The Next Generation Watches Star Trek

Woke up to a light blanket of snow this morning that slowly melted as the day wore on. Still cold out there. Sheltering in place is better when you can spend time outside comfortably, but the weather doesn’t care about merely human concerns.

Beginning in mid-March, at Ann’s request, we’ve been watching more TV shows and movies together than we usually do. As an old-timer, one of the shows I’ve suggested is the original Star Trek which, remarkably, she’s enjoying a lot, though only two episodes so far.

She likes them, she says, because they’re fun. Many more recent shows are too serious. So I think she’s taking them in the right spirit, which is to say, as entertainment. She also commented that the character dynamic between Kirk and Spock is particularly strong, which of course it is.

The two episodes we’ve watched so far are “Mirror, Mirror” and “Devil in the Dark” (last year sometime, we also watched “The City on the Edge of Forever” and “The Trouble With Tribbles”). They are all particular favorites of mine, so I recommended them.

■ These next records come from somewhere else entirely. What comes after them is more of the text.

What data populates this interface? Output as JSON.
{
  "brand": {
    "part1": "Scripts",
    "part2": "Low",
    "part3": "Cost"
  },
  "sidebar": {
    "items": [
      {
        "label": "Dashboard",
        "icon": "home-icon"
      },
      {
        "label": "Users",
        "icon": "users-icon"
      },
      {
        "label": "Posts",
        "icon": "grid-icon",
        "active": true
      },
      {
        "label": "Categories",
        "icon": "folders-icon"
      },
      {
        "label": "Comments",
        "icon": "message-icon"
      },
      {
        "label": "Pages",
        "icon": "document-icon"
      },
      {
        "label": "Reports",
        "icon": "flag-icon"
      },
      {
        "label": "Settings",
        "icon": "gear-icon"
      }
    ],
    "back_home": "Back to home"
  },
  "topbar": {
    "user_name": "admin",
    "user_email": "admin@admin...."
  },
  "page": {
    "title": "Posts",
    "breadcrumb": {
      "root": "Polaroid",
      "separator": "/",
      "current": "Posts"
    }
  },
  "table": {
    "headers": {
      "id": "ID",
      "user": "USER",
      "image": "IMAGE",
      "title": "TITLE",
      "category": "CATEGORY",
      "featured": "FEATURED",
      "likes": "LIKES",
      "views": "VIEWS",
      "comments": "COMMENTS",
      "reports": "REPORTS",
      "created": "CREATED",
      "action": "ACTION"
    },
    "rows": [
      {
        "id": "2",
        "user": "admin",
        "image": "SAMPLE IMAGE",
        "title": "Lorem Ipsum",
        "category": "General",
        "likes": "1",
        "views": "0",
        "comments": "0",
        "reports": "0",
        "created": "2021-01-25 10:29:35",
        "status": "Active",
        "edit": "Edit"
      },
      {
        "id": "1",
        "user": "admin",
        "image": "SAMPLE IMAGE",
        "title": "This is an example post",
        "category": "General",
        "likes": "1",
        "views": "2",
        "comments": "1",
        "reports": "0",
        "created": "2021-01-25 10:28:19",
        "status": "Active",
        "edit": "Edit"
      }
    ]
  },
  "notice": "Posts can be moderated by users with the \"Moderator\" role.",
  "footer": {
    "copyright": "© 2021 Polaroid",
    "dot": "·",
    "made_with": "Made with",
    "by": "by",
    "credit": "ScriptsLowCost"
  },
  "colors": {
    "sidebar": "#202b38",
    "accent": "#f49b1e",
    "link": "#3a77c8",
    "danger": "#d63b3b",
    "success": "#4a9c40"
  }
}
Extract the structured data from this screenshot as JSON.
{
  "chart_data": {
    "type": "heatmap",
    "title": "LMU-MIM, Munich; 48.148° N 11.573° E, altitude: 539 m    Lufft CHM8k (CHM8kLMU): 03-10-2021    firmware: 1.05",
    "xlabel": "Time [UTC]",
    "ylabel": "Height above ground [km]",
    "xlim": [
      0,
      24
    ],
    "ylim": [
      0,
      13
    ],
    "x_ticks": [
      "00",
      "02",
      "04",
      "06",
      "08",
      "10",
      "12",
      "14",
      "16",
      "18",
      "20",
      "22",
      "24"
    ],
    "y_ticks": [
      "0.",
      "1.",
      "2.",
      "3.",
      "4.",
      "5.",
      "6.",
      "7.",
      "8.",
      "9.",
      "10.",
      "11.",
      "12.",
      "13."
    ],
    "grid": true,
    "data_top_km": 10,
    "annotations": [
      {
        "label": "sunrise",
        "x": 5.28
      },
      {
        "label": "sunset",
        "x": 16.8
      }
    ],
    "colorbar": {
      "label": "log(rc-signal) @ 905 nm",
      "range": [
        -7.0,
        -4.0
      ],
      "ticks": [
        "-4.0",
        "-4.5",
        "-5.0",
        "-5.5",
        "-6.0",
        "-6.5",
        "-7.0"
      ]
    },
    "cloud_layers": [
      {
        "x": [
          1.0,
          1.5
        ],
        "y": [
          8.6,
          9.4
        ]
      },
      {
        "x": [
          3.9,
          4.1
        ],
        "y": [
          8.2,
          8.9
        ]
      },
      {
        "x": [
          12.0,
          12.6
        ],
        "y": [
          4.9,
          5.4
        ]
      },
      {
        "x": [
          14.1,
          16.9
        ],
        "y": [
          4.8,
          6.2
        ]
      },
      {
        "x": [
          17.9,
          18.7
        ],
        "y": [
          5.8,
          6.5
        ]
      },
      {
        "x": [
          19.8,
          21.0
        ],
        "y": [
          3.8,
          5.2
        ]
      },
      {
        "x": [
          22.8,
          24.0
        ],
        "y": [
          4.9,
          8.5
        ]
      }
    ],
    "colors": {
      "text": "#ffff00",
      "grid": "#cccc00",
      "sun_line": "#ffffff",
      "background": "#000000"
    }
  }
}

Who doesn’t like Spock with a beard?

As for “Devil in the Dark,” it has a special place in my recollections. It’s a solid episode, but that’s not it. In 1973, a San Antonio station started showing Star Trek in the afternoons, part of the cascade of reruns that kept the franchise alive, though no one would have put it that way then. I was in junior high, the perfect age to start watching Star Trek. The first episode the station aired, for whatever reason — such inattention to correct order would probably outrage fanboys these days — was “Devil in the Dark.”